Langsam und verständlich erklärt Schell Intervalle, Dreiklänge, binäre und ternäre Rhythmik und die Stufenakkorde. Zu jedem Thema gibt es theoretische und praktische Übungen. Sehr nützlich sind die Diagramme für das Klavier, denn so können sich auch pianistisch unbeleckte LeserInnen die Beispiele auf dem Piano erschließen.
Schell geht nicht so in die Tiefe wie Hempel, bei vierstimmigen Akkorden und einfachen Jazz­kadenzen endet das Buch; aber dieser Schwierigkeitsgrad ist gerade richtig für AnfängerInnen und leicht Fortgeschrittene. Viele aktuelle Rock- und Popsongs gehen kaum über die in Schells Buch erklärten Phänomene hinaus, sodass man leicht Querverbindungen zu im Instrumentalunterricht gelernten Stücken herstellen kann – egal ob diese aus Rock, Jazz oder Klassik stammen.
Schade ist, dass auch Schell aktuellen Strömungen der Rockmusik hinterherhinkt. Wenn unter der Überschrift „Die klassische Harmonielehre heute“ Bands wie Them und die Beatles erwähnt werden, ignoriert das glatt 50 Jahre Rockgeschichte inklusive zahlreicher interessanter Harmoniefolgen. Keinesfalls kann und muss eine Harmonielehre die aktuellen Charts wiederspiegeln, aber gerade jüngeren LeserInnen würden aktuellere Songbeispiele sicher den Zugang erleichtern. Stattdessen gibt es überwiegend deutsche Volkslieder und amerikanische Spirituals, die den heutigen Jugendlichen und jungen Erwachsenen (die nun mal den Großteil der Musikschüler ausmachen) gar nicht mehr so vertraut sind, wie viele Pädagogen glauben.

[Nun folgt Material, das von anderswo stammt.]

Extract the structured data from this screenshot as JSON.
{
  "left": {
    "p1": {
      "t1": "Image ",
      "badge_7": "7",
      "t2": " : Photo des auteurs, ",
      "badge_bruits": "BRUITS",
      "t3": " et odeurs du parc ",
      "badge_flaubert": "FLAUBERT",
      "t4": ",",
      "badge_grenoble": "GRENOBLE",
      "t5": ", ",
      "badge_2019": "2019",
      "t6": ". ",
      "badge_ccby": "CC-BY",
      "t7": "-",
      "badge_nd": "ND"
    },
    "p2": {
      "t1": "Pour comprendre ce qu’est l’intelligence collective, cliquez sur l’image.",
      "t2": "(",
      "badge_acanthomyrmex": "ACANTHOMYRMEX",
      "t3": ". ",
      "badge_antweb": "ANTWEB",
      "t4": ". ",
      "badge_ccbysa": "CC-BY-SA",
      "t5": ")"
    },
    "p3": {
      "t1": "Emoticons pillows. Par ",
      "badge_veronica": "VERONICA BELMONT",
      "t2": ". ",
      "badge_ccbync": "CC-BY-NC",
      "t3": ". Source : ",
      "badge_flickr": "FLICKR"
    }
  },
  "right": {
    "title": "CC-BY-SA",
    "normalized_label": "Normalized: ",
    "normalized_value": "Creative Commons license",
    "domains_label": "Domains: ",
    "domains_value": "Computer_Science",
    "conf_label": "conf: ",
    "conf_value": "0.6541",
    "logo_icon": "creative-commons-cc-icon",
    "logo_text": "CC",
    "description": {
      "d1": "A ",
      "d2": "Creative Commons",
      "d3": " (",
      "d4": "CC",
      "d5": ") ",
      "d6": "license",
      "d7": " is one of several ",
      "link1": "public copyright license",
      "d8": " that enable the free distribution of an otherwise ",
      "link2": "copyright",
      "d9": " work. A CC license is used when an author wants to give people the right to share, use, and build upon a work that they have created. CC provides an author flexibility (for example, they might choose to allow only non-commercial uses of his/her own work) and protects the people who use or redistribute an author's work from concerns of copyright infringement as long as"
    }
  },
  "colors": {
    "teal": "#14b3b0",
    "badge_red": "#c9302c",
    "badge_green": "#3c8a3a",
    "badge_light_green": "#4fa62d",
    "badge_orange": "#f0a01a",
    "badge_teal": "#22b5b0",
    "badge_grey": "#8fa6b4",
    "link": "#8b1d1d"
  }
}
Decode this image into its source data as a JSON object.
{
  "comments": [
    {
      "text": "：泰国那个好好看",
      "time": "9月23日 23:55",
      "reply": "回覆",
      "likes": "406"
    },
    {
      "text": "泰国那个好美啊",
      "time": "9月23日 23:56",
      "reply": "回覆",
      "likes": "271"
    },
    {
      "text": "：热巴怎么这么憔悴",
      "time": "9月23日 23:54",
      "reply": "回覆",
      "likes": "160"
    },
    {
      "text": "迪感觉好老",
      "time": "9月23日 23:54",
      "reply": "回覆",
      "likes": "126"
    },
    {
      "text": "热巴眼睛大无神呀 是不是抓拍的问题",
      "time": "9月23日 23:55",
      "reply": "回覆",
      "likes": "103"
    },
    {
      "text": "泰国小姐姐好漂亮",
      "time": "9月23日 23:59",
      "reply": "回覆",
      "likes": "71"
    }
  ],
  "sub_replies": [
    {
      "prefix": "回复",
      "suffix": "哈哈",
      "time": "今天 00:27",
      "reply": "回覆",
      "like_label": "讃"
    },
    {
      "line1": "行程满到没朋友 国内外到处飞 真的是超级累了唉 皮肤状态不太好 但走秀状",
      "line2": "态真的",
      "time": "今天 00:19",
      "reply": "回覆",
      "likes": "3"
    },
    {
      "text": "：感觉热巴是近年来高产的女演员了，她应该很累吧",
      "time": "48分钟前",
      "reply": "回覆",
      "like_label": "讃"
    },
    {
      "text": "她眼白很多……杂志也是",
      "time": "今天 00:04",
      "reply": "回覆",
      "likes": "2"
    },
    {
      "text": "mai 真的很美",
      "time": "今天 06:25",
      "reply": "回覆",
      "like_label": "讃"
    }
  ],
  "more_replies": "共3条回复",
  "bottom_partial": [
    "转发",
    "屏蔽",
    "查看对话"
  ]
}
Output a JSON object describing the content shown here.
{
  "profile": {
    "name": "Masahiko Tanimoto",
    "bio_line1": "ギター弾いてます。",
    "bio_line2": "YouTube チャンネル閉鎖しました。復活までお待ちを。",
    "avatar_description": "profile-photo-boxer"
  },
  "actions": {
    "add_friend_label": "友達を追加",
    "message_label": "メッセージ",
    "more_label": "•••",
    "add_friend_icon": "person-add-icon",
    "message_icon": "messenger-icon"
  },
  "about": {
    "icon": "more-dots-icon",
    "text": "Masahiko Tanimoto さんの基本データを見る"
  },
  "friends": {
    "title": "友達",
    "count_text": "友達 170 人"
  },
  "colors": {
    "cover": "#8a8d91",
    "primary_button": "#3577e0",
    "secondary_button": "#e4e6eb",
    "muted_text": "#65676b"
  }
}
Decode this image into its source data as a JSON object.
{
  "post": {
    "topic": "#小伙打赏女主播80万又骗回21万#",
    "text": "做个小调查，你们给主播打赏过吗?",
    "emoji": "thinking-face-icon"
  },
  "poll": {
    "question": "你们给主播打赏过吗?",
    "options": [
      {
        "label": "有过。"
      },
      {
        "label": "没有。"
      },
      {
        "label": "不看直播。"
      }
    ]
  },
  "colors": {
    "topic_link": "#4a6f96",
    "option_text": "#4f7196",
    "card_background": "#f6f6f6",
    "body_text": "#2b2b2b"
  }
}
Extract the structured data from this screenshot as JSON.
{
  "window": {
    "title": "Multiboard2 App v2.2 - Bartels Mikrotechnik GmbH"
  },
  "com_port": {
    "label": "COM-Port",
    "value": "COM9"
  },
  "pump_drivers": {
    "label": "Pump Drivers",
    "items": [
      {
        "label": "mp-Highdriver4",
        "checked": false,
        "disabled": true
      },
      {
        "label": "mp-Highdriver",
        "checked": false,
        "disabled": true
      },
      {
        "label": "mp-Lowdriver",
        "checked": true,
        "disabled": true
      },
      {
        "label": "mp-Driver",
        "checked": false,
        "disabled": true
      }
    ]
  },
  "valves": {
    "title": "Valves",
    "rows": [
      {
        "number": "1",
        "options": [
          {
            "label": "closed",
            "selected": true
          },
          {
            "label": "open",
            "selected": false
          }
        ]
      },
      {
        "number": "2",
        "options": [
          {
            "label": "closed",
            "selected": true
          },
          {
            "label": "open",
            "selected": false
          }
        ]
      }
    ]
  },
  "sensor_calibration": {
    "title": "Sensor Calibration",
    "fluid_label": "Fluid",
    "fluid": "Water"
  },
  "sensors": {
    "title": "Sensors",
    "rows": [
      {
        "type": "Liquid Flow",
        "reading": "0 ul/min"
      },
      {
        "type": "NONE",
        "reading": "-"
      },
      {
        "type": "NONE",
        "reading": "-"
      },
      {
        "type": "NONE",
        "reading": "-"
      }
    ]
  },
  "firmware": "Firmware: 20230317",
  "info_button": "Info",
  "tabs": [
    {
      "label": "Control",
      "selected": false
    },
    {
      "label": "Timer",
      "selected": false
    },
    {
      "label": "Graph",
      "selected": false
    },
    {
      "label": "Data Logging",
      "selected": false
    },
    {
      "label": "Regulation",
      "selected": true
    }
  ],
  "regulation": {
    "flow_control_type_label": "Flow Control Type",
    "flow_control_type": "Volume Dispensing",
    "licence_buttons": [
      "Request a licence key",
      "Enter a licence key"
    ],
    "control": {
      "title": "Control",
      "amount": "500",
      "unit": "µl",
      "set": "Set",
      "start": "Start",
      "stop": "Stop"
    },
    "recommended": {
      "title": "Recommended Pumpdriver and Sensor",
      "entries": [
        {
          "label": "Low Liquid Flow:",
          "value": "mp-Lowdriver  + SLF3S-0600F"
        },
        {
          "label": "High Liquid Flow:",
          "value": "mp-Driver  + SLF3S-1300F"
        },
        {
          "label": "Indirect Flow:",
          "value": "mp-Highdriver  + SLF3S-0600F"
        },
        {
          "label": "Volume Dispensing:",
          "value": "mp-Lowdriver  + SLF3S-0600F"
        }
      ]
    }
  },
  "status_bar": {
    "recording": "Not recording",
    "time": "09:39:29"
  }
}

Das ist aber auch der einzige Wermutstropfen im gelungenen pädagogischen Konzept, denn Schells Workbook wird dem im Titel geäußerten Anspruch „von Anfang an“ definitiv gerecht. Um nach Durcharbeiten seines Werks auf das hohe Niveau von Hempels Harmonielehre-Analysen zu kommen, bedarf es aber sicherlich einiger Jahre intensiver musikalischer Arbeit.
Fazit: Beide Bücher bieten solide, fachlich fundierte Informationen, befinden sich aber an zwei weit auseinanderliegenden Punkten des musikalischen Bildungsspektrums, sodass man vor dem Kauf eine realistische Selbsteinschätzung vornehmen sollte.